The design process at Alessi can begin in several ways, explains the company's owner, Alberto Alessi. As Alessi’s products are so closely identified with their signature designer, finding - and maintaining relationships with - a wide range of product designers and architects is a key task for the company.
Alberto Alessi says Alessi needs to continuously develop the network of designers with whom they work if they are to continue to offer a differentiated and varied range of products.
He enumerates seven ways in which contact with new designers might be initiated before the design process commences:
1. Designers speculatively contact Alessi with an idea or concept: Around 350 designers a year contact Alessi in this way. Alessi’s exacting standards, however, and its demands for highly individual aesthetics and strong personalities mean that ideas initiated in this way are rarely followed through to production
2. Design workshops: Alessi organises 4 to 6 workshops each year, mainly with young designers through universities and industrial design schools across the world, although again this seldom results in a concept that will be followed through to production
3. Recommendations from journalists on the ground: A coterie of industry journalists who Alberto Alessi calls his ‘antennae’ journalists regularly suggest potential new designers with whom the company will then initiate contact
4. Suggestions from current collaborators: Designers already working with Alessi will often recommend other people in the field that have potential. This is a key information channel that has led to many successful collaborations
5. ‘Design explorations’: The company identifies an emblematic domestic object (most recently tea and coffee sets) and gives a group of architects free rein to design products around that theme unconstrained by the demands of series production (the products are handmade in silver by craftsmen).
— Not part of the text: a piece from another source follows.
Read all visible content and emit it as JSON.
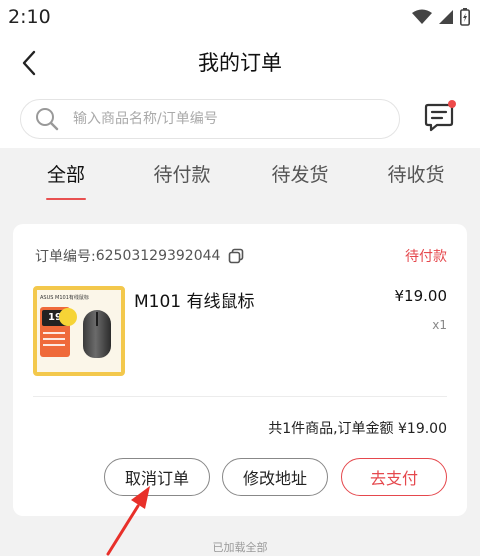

From a group of over twenty products, maybe five might be explored further with a view to creating mass production versions.This is a long-term and expensive method but the one favoured by Alberto Alessi: it’s worth noting that while return on investment is not guaranteed in terms of production-ready product development, Alessi leverages valuable publicity from the process and product concepts developed
6. Competitions run by Alessi: This is a less frequently used method of searching which, although deemed interesting, does not always see entries translated into real products
7. Contact from well-established designers: This type of direct contact with Alessi occurs frequently and will often result in a collaborative project.
However the initial contact has been made, when designers submit proposals for the company to evaluate, its internal teams select some of those to take forward towards production.
Alternatively, where designers have experience working with Alessi and a track record of success, the firm may suggest product ideas to them. Alessi emphasises, however, that this process is nothing like the traditional briefing process that might typically be seen when a firm engages an outside designer. It is not ‘a restricted briefing,’ he explains, rather, ‘just an idea, and they could react by giving us some projects.’
Indeed when Philippe Starck created the Juicy Salif, one of the company’s most iconic products, for Alessi in 1989, his original brief was to design a tray. His response was an idea for an octopus-like lemon squeezer sketched on a napkin still grease-spattered from a calamari lunch.

Juicy Salif, designed by Philippe Starck for Alessi
The design cycle takes between 18 months and two years, depending primarily on the main material from which the item in question is made. Stainless steel has the longest lead-time, explains Alessi, with porcelain and glass a little faster. Tooling and manufacturing engineering processes take up the majority of this time.
Once a concept is received, the technical evaluation and construction of an initial prototype is usually done in around three months. Analysis of the item’s market potential may take another month. If a go-ahead decision is made, production engineering will be completed in around a year, with the manufacture of moulds and tools taking up the remaining six to eight months.
Market
Today, Alessi continues to produce a wide range of kitchen and tableware. Its current catalogue contains around 2,000 different items, some of which are still manufactured at the company’s Italian factory. The company divides its product offering into three separate ranges:
- The 'Officina Alessi’ collection which includes ‘sophisticated, experimental and innovative products’ and small-scale and limited production items
- The 'ALESSI' collection which includes mass produced items using premium materials, high quality manufacturing and sophisticated design
- The ‘A di Alessi collection’, a range of products produced at high volumes and slightly lower prices.
Alessi has also extended its activities, using its design management expertise, to deliver a range of joint venture and licensing activities with outside manufacturers. These activities have included wristwatches, textiles and automotive designs.